How to load a json file that contains special characters


(Aussie Pete2015) #1

Hi all,

I have created a json file using Talend to load the text from sas code and transform it into json,
I have created an index however, the import fails because the sas code contains many different symbols

e.g.
{"index":{"_index":"sascode_idx", "_type":"content", "_id": "1"}}
{"BuildAllTriangles":[{"content":"/**************************************************************************\r\n* PROGRAM NAME : BuildAllTriangles.sas\r\n* PROGRAMMER : Peter Birk\r\n* DATE WRITTEN : 20120912\r\n* DESCRIPTION : \r\n\r\n\tMake lots of liability triangles in an improbably short amount of\r\n\tdevelopment time available.\r\n\r\n* DEPENDENCIES :\r\n\r\n\tRawFiles\Reference\CC\Reserving Triangle Delivery.xls\r\n\r\n\tMacro variables from SplitTransByReservingClass:\r\n\r\n\t&&SplitData&n..\r\n\t&SplitDataCount.\r\n\r\n* OUTPUTS"}]}

As you can see this is a json array which I've verified via http://jsonviewer.stack.hu/

I can load this json file into MongoDB but obviously there is an issue with elasticsearch and the characters in the content.

How can I modify the content to be accepted into Elasticsearch without altering the content too drastically?

Cheers


(Guilherme Maranhao) #2

Hi Aussie,

We've faced a similar issue in our indexing process.

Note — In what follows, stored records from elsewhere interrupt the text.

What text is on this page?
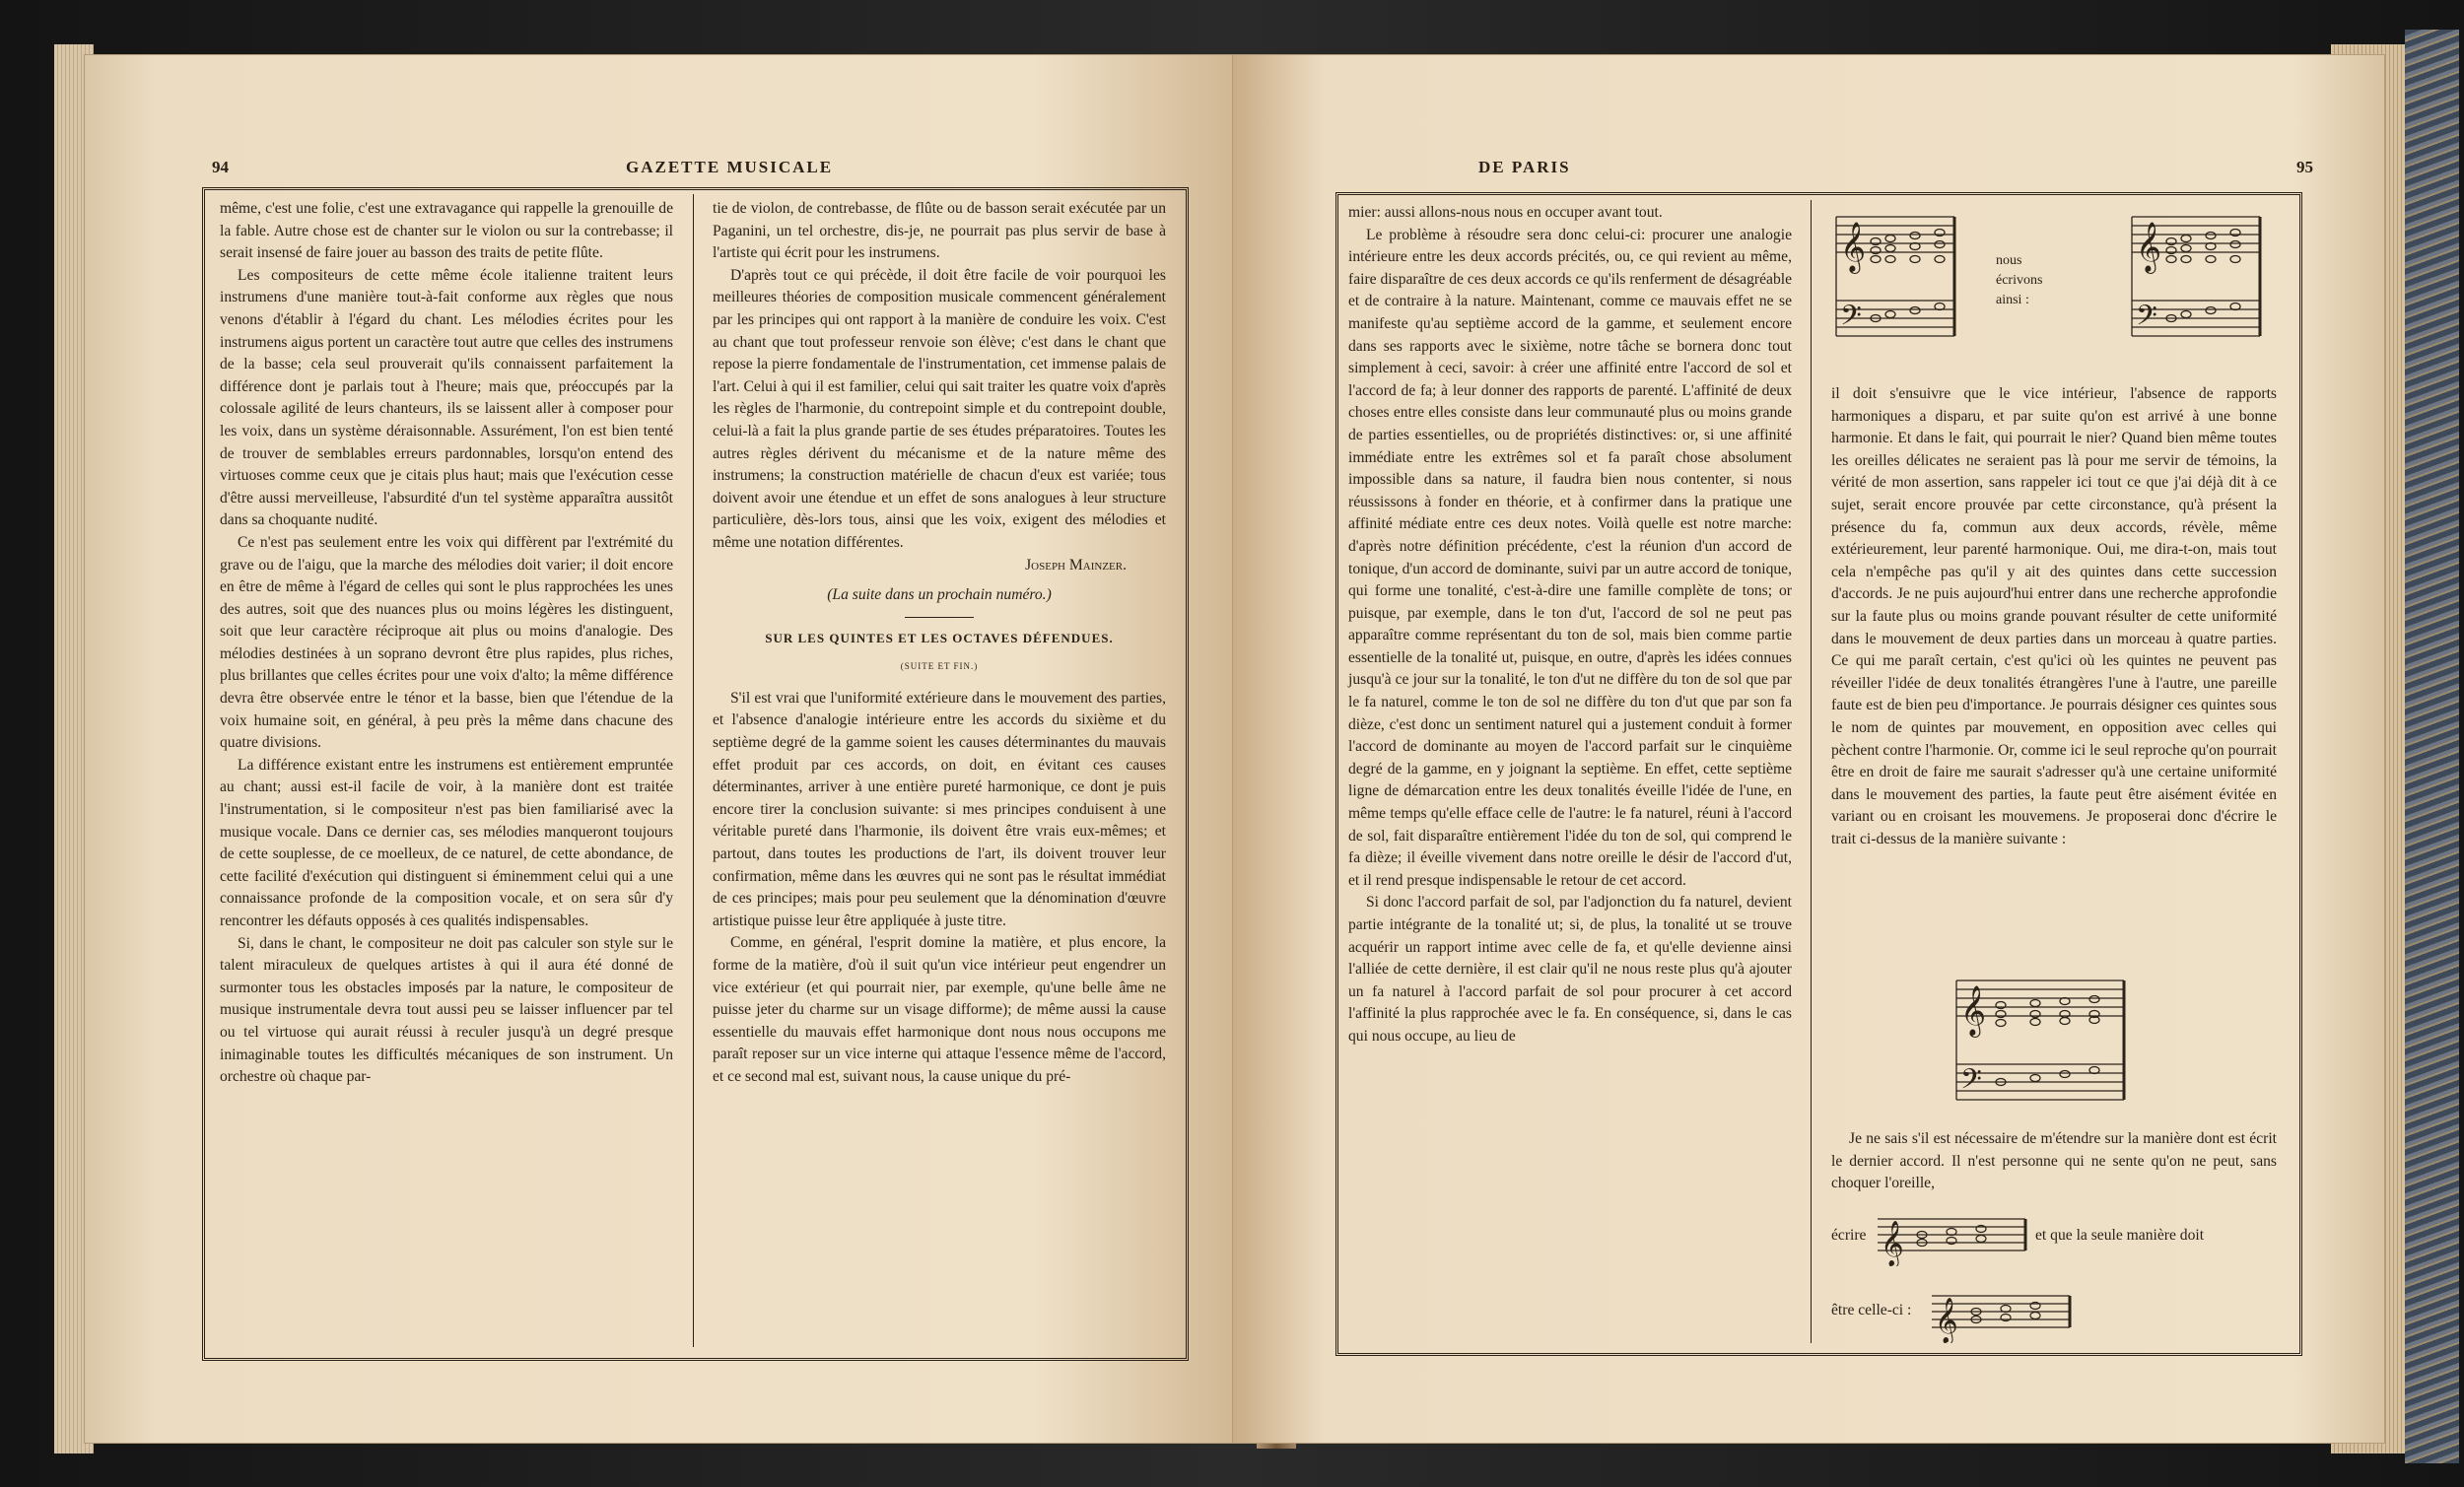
94	GAZETTE MUSICALE

même, c'est une folie, c'est une extravagance qui rappelle la grenouille de la fable. Autre chose est de chanter sur le violon ou sur la contrebasse; il serait insensé de faire jouer au basson des traits de petite flûte.

Les compositeurs de cette même école italienne traitent leurs instrumens d'une manière tout-à-fait conforme aux règles que nous venons d'établir à l'égard du chant. Les mélodies écrites pour les instrumens aigus portent un caractère tout autre que celles des instrumens de la basse; cela seul prouverait qu'ils connaissent parfaitement la différence dont je parlais tout à l'heure; mais que, préoccupés par la colossale agilité de leurs chanteurs, ils se laissent aller à composer pour les voix, dans un système déraisonnable. Assurément, l'on est bien tenté de trouver de semblables erreurs pardonnables, lorsqu'on entend des virtuoses comme ceux que je citais plus haut; mais que l'exécution cesse d'être aussi merveilleuse, l'absurdité d'un tel système apparaîtra aussitôt dans sa choquante nudité.

Ce n'est pas seulement entre les voix qui diffèrent par l'extrémité du grave ou de l'aigu, que la marche des mélodies doit varier; il doit encore en être de même à l'égard de celles qui sont le plus rapprochées les unes des autres, soit que des nuances plus ou moins légères les distinguent, soit que leur caractère réciproque ait plus ou moins d'analogie. Des mélodies destinées à un soprano devront être plus rapides, plus riches, plus brillantes que celles écrites pour une voix d'alto; la même différence devra être observée entre le ténor et la basse, bien que l'étendue de la voix humaine soit, en général, à peu près la même dans chacune des quatre divisions.

La différence existant entre les instrumens est entièrement empruntée au chant; aussi est-il facile de voir, à la manière dont est traitée l'instrumentation, si le compositeur n'est pas bien familiarisé avec la musique vocale. Dans ce dernier cas, ses mélodies manqueront toujours de cette souplesse, de ce moelleux, de ce naturel, de cette abondance, de cette facilité d'exécution qui distinguent si éminemment celui qui a une connaissance profonde de la composition vocale, et on sera sûr d'y rencontrer les défauts opposés à ces qualités indispensables.

Si, dans le chant, le compositeur ne doit pas calculer son style sur le talent miraculeux de quelques artistes à qui il aura été donné de surmonter tous les obstacles imposés par la nature, le compositeur de musique instrumentale devra tout aussi peu se laisser influencer par tel ou tel virtuose qui aurait réussi à reculer jusqu'à un degré presque inimaginable toutes les difficultés mécaniques de son instrument. Un orchestre où chaque par-

tie de violon, de contrebasse, de flûte ou de basson serait exécutée par un Paganini, un tel orchestre, dis-je, ne pourrait pas plus servir de base à l'artiste qui écrit pour les instrumens.

D'après tout ce qui précède, il doit être facile de voir pourquoi les meilleures théories de composition musicale commencent généralement par les principes qui ont rapport à la manière de conduire les voix. C'est au chant que tout professeur renvoie son élève; c'est dans le chant que repose la pierre fondamentale de l'instrumentation, cet immense palais de l'art. Celui à qui il est familier, celui qui sait traiter les quatre voix d'après les règles de l'harmonie, du contrepoint simple et du contrepoint double, celui-là a fait la plus grande partie de ses études préparatoires. Toutes les autres règles dérivent du mécanisme et de la nature même des instrumens; la construction matérielle de chacun d'eux est variée; tous doivent avoir une étendue et un effet de sons analogues à leur structure particulière, dès-lors tous, ainsi que les voix, exigent des mélodies et même une notation différentes.

Joseph Mainzer.

(La suite dans un prochain numéro.)

SUR LES QUINTES ET LES OCTAVES DÉFENDUES.

(SUITE ET FIN.)

S'il est vrai que l'uniformité extérieure dans le mouvement des parties, et l'absence d'analogie intérieure entre les accords du sixième et du septième degré de la gamme soient les causes déterminantes du mauvais effet produit par ces accords, on doit, en évitant ces causes déterminantes, arriver à une entière pureté harmonique, ce dont je puis encore tirer la conclusion suivante: si mes principes conduisent à une véritable pureté dans l'harmonie, ils doivent être vrais eux-mêmes; et partout, dans toutes les productions de l'art, ils doivent trouver leur confirmation, même dans les œuvres qui ne sont pas le résultat immédiat de ces principes; mais pour peu seulement que la dénomination d'œuvre artistique puisse leur être appliquée à juste titre.

Comme, en général, l'esprit domine la matière, et plus encore, la forme de la matière, d'où il suit qu'un vice intérieur peut engendrer un vice extérieur (et qui pourrait nier, par exemple, qu'une belle âme ne puisse jeter du charme sur un visage difforme); de même aussi la cause essentielle du mauvais effet harmonique dont nous nous occupons me paraît reposer sur un vice interne qui attaque l'essence même de l'accord, et ce second mal est, suivant nous, la cause unique du pré-

DE PARIS	95

mier: aussi allons-nous nous en occuper avant tout.

Le problème à résoudre sera donc celui-ci: procurer une analogie intérieure entre les deux accords précités, ou, ce qui revient au même, faire disparaître de ces deux accords ce qu'ils renferment de désagréable et de contraire à la nature. Maintenant, comme ce mauvais effet ne se manifeste qu'au septième accord de la gamme, et seulement encore dans ses rapports avec le sixième, notre tâche se bornera donc tout simplement à ceci, savoir: à créer une affinité entre l'accord de sol et l'accord de fa; à leur donner des rapports de parenté. L'affinité de deux choses entre elles consiste dans leur communauté plus ou moins grande de parties essentielles, ou de propriétés distinctives: or, si une affinité immédiate entre les extrêmes sol et fa paraît chose absolument impossible dans sa nature, il faudra bien nous contenter, si nous réussissons à fonder en théorie, et à confirmer dans la pratique une affinité médiate entre ces deux notes. Voilà quelle est notre marche: d'après notre définition précédente, c'est la réunion d'un accord de tonique, d'un accord de dominante, suivi par un autre accord de tonique, qui forme une tonalité, c'est-à-dire une famille complète de tons; or puisque, par exemple, dans le ton d'ut, l'accord de sol ne peut pas apparaître comme représentant du ton de sol, mais bien comme partie essentielle de la tonalité ut, puisque, en outre, d'après les idées connues jusqu'à ce jour sur la tonalité, le ton d'ut ne diffère du ton de sol que par le fa naturel, comme le ton de sol ne diffère du ton d'ut que par son fa dièze, c'est donc un sentiment naturel qui a justement conduit à former l'accord de dominante au moyen de l'accord parfait sur le cinquième degré de la gamme, en y joignant la septième. En effet, cette septième ligne de démarcation entre les deux tonalités éveille l'idée de l'une, en même temps qu'elle efface celle de l'autre: le fa naturel, réuni à l'accord de sol, fait disparaître entièrement l'idée du ton de sol, qui comprend le fa dièze; il éveille vivement dans notre oreille le désir de l'accord d'ut, et il rend presque indispensable le retour de cet accord.

Si donc l'accord parfait de sol, par l'adjonction du fa naturel, devient partie intégrante de la tonalité ut; si, de plus, la tonalité ut se trouve acquérir un rapport intime avec celle de fa, et qu'elle devienne ainsi l'alliée de cette dernière, il est clair qu'il ne nous reste plus qu'à ajouter un fa naturel à l'accord parfait de sol pour procurer à cet accord l'affinité la plus rapprochée avec le fa. En conséquence, si, dans le cas qui nous occupe, au lieu de

𝄞
𝄢
𝄞
𝄢
nous écrivons ainsi :

il doit s'ensuivre que le vice intérieur, l'absence de rapports harmoniques a disparu, et par suite qu'on est arrivé à une bonne harmonie. Et dans le fait, qui pourrait le nier? Quand bien même toutes les oreilles délicates ne seraient pas là pour me servir de témoins, la vérité de mon assertion, sans rappeler ici tout ce que j'ai déjà dit à ce sujet, serait encore prouvée par cette circonstance, qu'à présent la présence du fa, commun aux deux accords, révèle, même extérieurement, leur parenté harmonique. Oui, me dira-t-on, mais tout cela n'empêche pas qu'il y ait des quintes dans cette succession d'accords. Je ne puis aujourd'hui entrer dans une recherche approfondie sur la faute plus ou moins grande pouvant résulter de cette uniformité dans le mouvement de deux parties dans un morceau à quatre parties. Ce qui me paraît certain, c'est qu'ici où les quintes ne peuvent pas réveiller l'idée de deux tonalités étrangères l'une à l'autre, une pareille faute est de bien peu d'importance. Je pourrais désigner ces quintes sous le nom de quintes par mouvement, en opposition avec celles qui pèchent contre l'harmonie. Or, comme ici le seul reproche qu'on pourrait être en droit de faire me saurait s'adresser qu'à une certaine uniformité dans le mouvement des parties, la faute peut être aisément évitée en variant ou en croisant les mouvemens. Je proposerai donc d'écrire le trait ci-dessus de la manière suivante :

𝄞
𝄢

Je ne sais s'il est nécessaire de m'étendre sur la manière dont est écrit le dernier accord. Il n'est personne qui ne sente qu'on ne peut, sans choquer l'oreille,

écrire 𝄞	et que la seule manière doit
être celle-ci : 𝄞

What we've done was removing all the special characters with a gsub method (our interface language to Elasticsearch is Ruby):

content = content.gsub(/[\“\”\"\'\\\']/m, ' ').gsub(/[\n\t\r]/m, ' ').gsub(/\s+/m, ' ').strip

Hope it works for you!

Guilherme


(system) #3

This topic was automatically closed 28 days after the last reply. New replies are no longer allowed.